Words by: Kayla Parker

Photos by: Kayla Parker

Tallahassee did not get the worst of Hurricane Irma, recording only 50,000 power outages which were restored fairly quickly. But some residents avoided the worst thanks to their energy systems.

According to solar energy officials, some homes and businesses with solar energy systems avoid power outages caused by strong storms.

A solar energy system has panels that absorb sunlight and transform the energy into electricity for the building it is attached to.

Henry Harrison, sales manager at Independent Green Technologies in Tallahassee, a locally owned solar and wind energy company, said that solar panels are connected to the city’s electricity grids. Power outages occur when electricity grids shut down. When the grids fail, the law requires solar panels to also shut down.

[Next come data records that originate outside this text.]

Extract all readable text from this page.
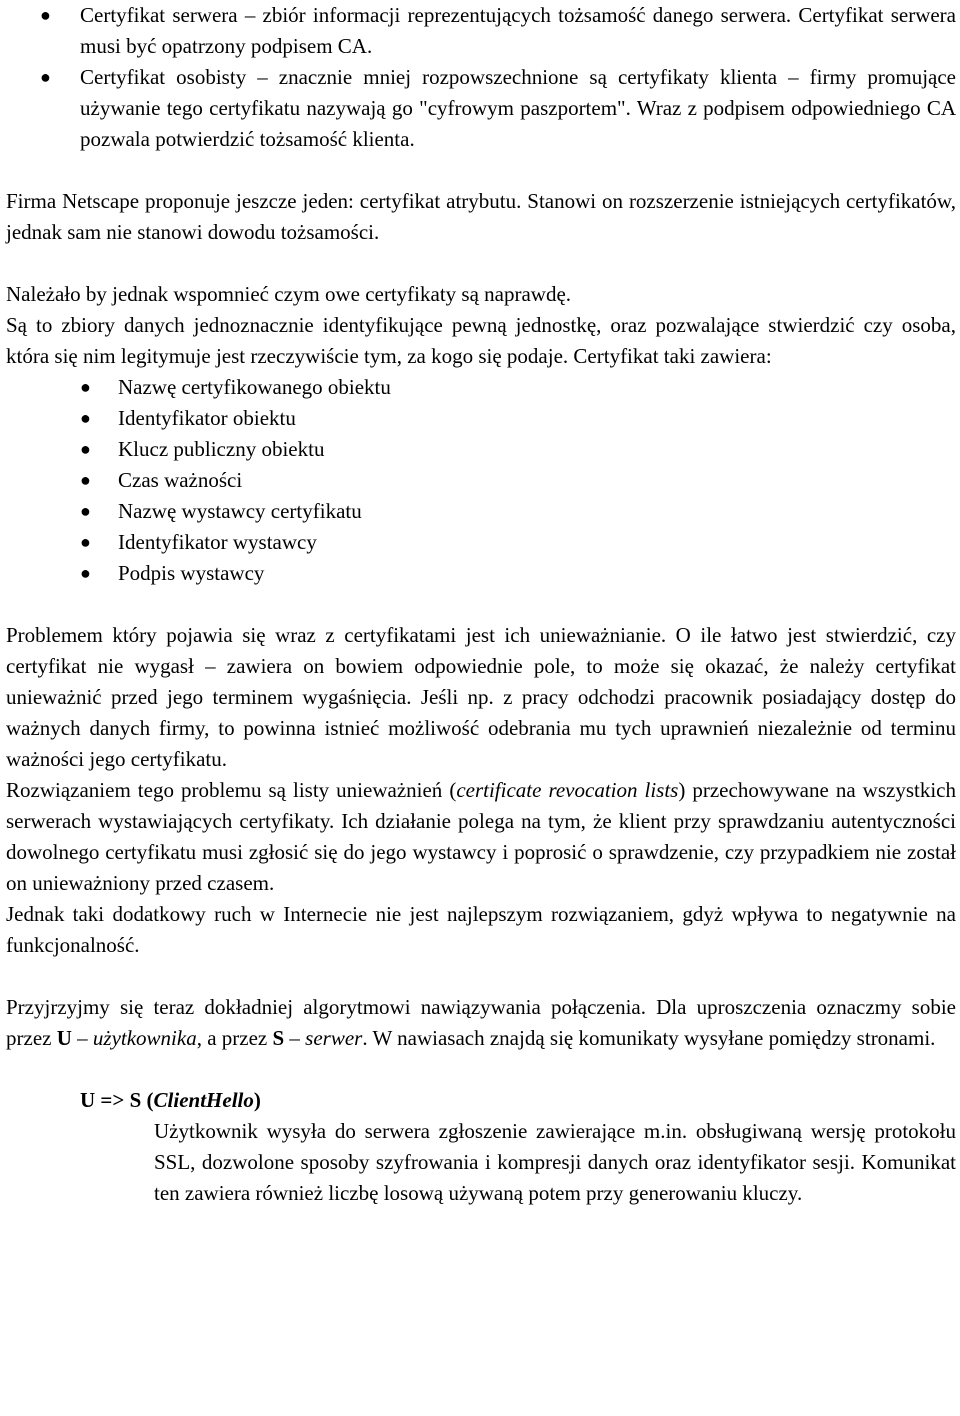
● Certyfikat serwera – zbiór informacji reprezentujących tożsamość danego serwera. Certyfikat serwera musi być opatrzony podpisem CA.
● Certyfikat osobisty – znacznie mniej rozpowszechnione są certyfikaty klienta – firmy promujące używanie tego certyfikatu nazywają go "cyfrowym paszportem". Wraz z podpisem odpowiedniego CA pozwala potwierdzić tożsamość klienta.

Firma Netscape proponuje jeszcze jeden: certyfikat atrybutu. Stanowi on rozszerzenie istniejących certyfikatów, jednak sam nie stanowi dowodu tożsamości.

Należało by jednak wspomnieć czym owe certyfikaty są naprawdę.

Są to zbiory danych jednoznacznie identyfikujące pewną jednostkę, oraz pozwalające stwierdzić czy osoba, która się nim legitymuje jest rzeczywiście tym, za kogo się podaje. Certyfikat taki zawiera:

● Nazwę certyfikowanego obiektu
● Identyfikator obiektu
● Klucz publiczny obiektu
● Czas ważności
● Nazwę wystawcy certyfikatu
● Identyfikator wystawcy
● Podpis wystawcy

Problemem który pojawia się wraz z certyfikatami jest ich unieważnianie. O ile łatwo jest stwierdzić, czy certyfikat nie wygasł – zawiera on bowiem odpowiednie pole, to może się okazać, że należy certyfikat unieważnić przed jego terminem wygaśnięcia. Jeśli np. z pracy odchodzi pracownik posiadający dostęp do ważnych danych firmy, to powinna istnieć możliwość odebrania mu tych uprawnień niezależnie od terminu ważności jego certyfikatu.

Rozwiązaniem tego problemu są listy unieważnień (certificate revocation lists) przechowywane na wszystkich serwerach wystawiających certyfikaty. Ich działanie polega na tym, że klient przy sprawdzaniu autentyczności dowolnego certyfikatu musi zgłosić się do jego wystawcy i poprosić o sprawdzenie, czy przypadkiem nie został on unieważniony przed czasem.

Jednak taki dodatkowy ruch w Internecie nie jest najlepszym rozwiązaniem, gdyż wpływa to negatywnie na funkcjonalność.

Przyjrzyjmy się teraz dokładniej algorytmowi nawiązywania połączenia. Dla uproszczenia oznaczmy sobie przez U – użytkownika, a przez S – serwer. W nawiasach znajdą się komunikaty wysyłane pomiędzy stronami.

U => S (ClientHello)

Użytkownik wysyła do serwera zgłoszenie zawierające m.in. obsługiwaną wersję protokołu SSL, dozwolone sposoby szyfrowania i kompresji danych oraz identyfikator sesji. Komunikat ten zawiera również liczbę losową używaną potem przy generowaniu kluczy.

However, Harrison said solar panels can continue to power themselves when the electricity grid shuts down if they have one important device connected to them.

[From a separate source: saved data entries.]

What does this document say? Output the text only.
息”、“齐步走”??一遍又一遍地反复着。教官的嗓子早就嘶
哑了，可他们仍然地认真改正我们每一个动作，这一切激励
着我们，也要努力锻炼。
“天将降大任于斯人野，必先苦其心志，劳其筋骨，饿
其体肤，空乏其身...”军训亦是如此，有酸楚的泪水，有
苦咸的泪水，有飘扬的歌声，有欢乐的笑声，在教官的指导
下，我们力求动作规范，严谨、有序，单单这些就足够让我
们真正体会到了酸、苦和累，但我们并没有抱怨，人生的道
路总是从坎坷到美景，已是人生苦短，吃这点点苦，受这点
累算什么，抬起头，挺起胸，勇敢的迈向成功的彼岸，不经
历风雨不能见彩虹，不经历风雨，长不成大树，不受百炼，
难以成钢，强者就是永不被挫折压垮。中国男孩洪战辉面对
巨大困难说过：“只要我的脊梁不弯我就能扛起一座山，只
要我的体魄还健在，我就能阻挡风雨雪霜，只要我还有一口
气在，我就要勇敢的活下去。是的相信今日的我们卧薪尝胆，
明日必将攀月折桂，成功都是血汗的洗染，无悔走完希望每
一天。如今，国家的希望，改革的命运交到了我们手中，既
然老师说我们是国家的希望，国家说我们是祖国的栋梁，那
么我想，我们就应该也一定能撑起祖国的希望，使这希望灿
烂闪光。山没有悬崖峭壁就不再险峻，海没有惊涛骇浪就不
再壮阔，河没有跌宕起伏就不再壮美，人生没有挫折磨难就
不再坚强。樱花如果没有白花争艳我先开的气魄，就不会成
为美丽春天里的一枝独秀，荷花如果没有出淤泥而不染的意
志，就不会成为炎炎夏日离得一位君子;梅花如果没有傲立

“You have to have a AC-coupled battery backing system. In the event of a power outage, you would have a sub-panel that would operate the critical things you would want to operate. Such as some lights or an oil palm or maybe a refrigerator,” Harrison said.

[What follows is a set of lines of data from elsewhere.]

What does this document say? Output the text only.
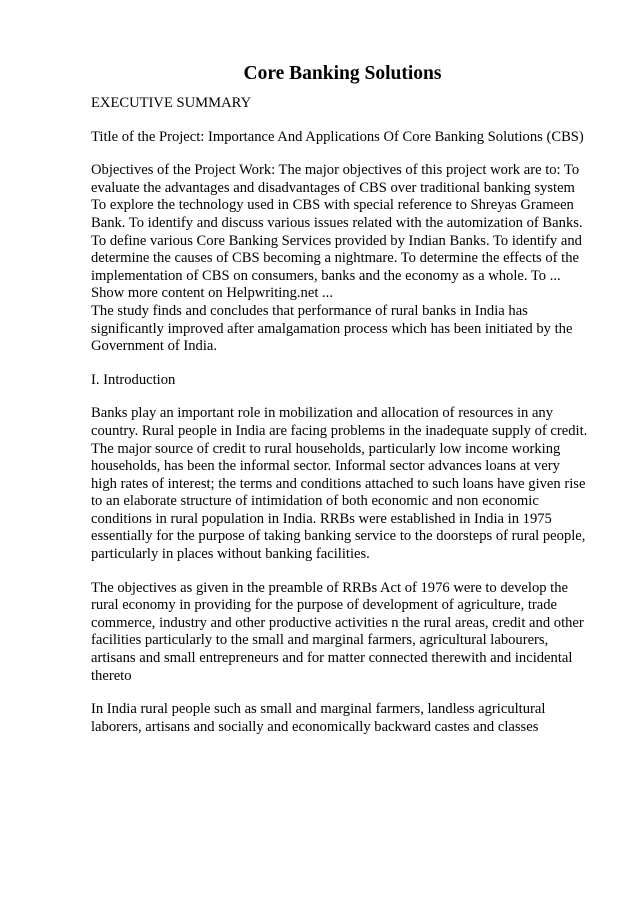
Core Banking Solutions
EXECUTIVE SUMMARY
Title of the Project: Importance And Applications Of Core Banking Solutions (CBS)
Objectives of the Project Work: The major objectives of this project work are to: To
evaluate the advantages and disadvantages of CBS over traditional banking system
To explore the technology used in CBS with special reference to Shreyas Grameen
Bank. To identify and discuss various issues related with the automization of Banks.
To define various Core Banking Services provided by Indian Banks. To identify and
determine the causes of CBS becoming a nightmare. To determine the effects of the
implementation of CBS on consumers, banks and the economy as a whole. To ...
Show more content on Helpwriting.net ...
The study finds and concludes that performance of rural banks in India has
significantly improved after amalgamation process which has been initiated by the
Government of India.
I. Introduction
Banks play an important role in mobilization and allocation of resources in any
country. Rural people in India are facing problems in the inadequate supply of credit.
The major source of credit to rural households, particularly low income working
households, has been the informal sector. Informal sector advances loans at very
high rates of interest; the terms and conditions attached to such loans have given rise
to an elaborate structure of intimidation of both economic and non economic
conditions in rural population in India. RRBs were established in India in 1975
essentially for the purpose of taking banking service to the doorsteps of rural people,
particularly in places without banking facilities.
The objectives as given in the preamble of RRBs Act of 1976 were to develop the
rural economy in providing for the purpose of development of agriculture, trade
commerce, industry and other productive activities n the rural areas, credit and other
facilities particularly to the small and marginal farmers, agricultural labourers,
artisans and small entrepreneurs and for matter connected therewith and incidental
thereto
In India rural people such as small and marginal farmers, landless agricultural
laborers, artisans and socially and economically backward castes and classes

Solar panels with the battery backing system are still connected to the city’s electricity grid, but the panels switch off the electricity grid and power themselves with a battery in the event of a power outage.

Stephanie Andrews, Florida Agricultural and Mechanical University (FAMU) alumna and a clinical pharmacist at Amber Pharmacy in Richardson, Texas has solar panels on her home with the battery backing technology.

“We don’t lose power. We have the new solar city battery pack so that is always there,” Andrews said. “When it rains, the panels still work at 60 percent.”

In the event of a power outage, the battery powers the building, but as Andrews said, some batteries my not be strong enough to power the entire building. Her battery powers 60 percent of her home when the power goes out. However, customers can buy a stronger battery for an extra fee.

According to Harrison, extra fees are what scares customers away from the battery backing system.

“Many people request it,” Harrison said. “But sometimes due to budgetary figures it may not be something people can go forward with.”

The AC-coupled battery backing system can cost anywhere from $10,000 to $16,000, according to Renewable Energy World, a network for renewable energy information.

Sharon Piepmeier, president of Simpler Solar Systems, an alternative energy and solar company in Tallahassee, said that her company sells an AC-coupled battery system for roughly $13,000.

“The battery system is an intergraded system. So you have the solar panels, the converters, then you have the voltage regulators, then you have the batteries themselves. So it’s a whole system,” Piepmeier said.

Officials say the high cost of solar panels can be attributed to impatient consumers. Buying solar is an investment, and it may take time for customers to see any decrease or change in their electricity bill. Some consumers do not want to wait for a return on their investment.

This is in addition to the current small market for solar energy. If the market grows and interest in solar grows, the price for solar will decrease.

As for now, many solar customers have their panels only connected to the city’s utility power grid to avoid the high cost of the backing system.

Because of this, some homes and businesses in Tallahassee with solar panels still lose electricity when strong storms enter town because their panels lose power when the power grids lose power.

Aside from providing power during storms, panels are expected to physically withstand tree limbs, hail storms, and 120 or more mile per hour winds, but the panels may not physically withstand natural disasters.

Companies like Simpler Solar Systems sell and install solar systems in Tallahassee, Florida. Residents can also estimate how much money they will save if they switch to solar energy through Google’s Solar Savings Estimator calculator powered by Project Sunroof.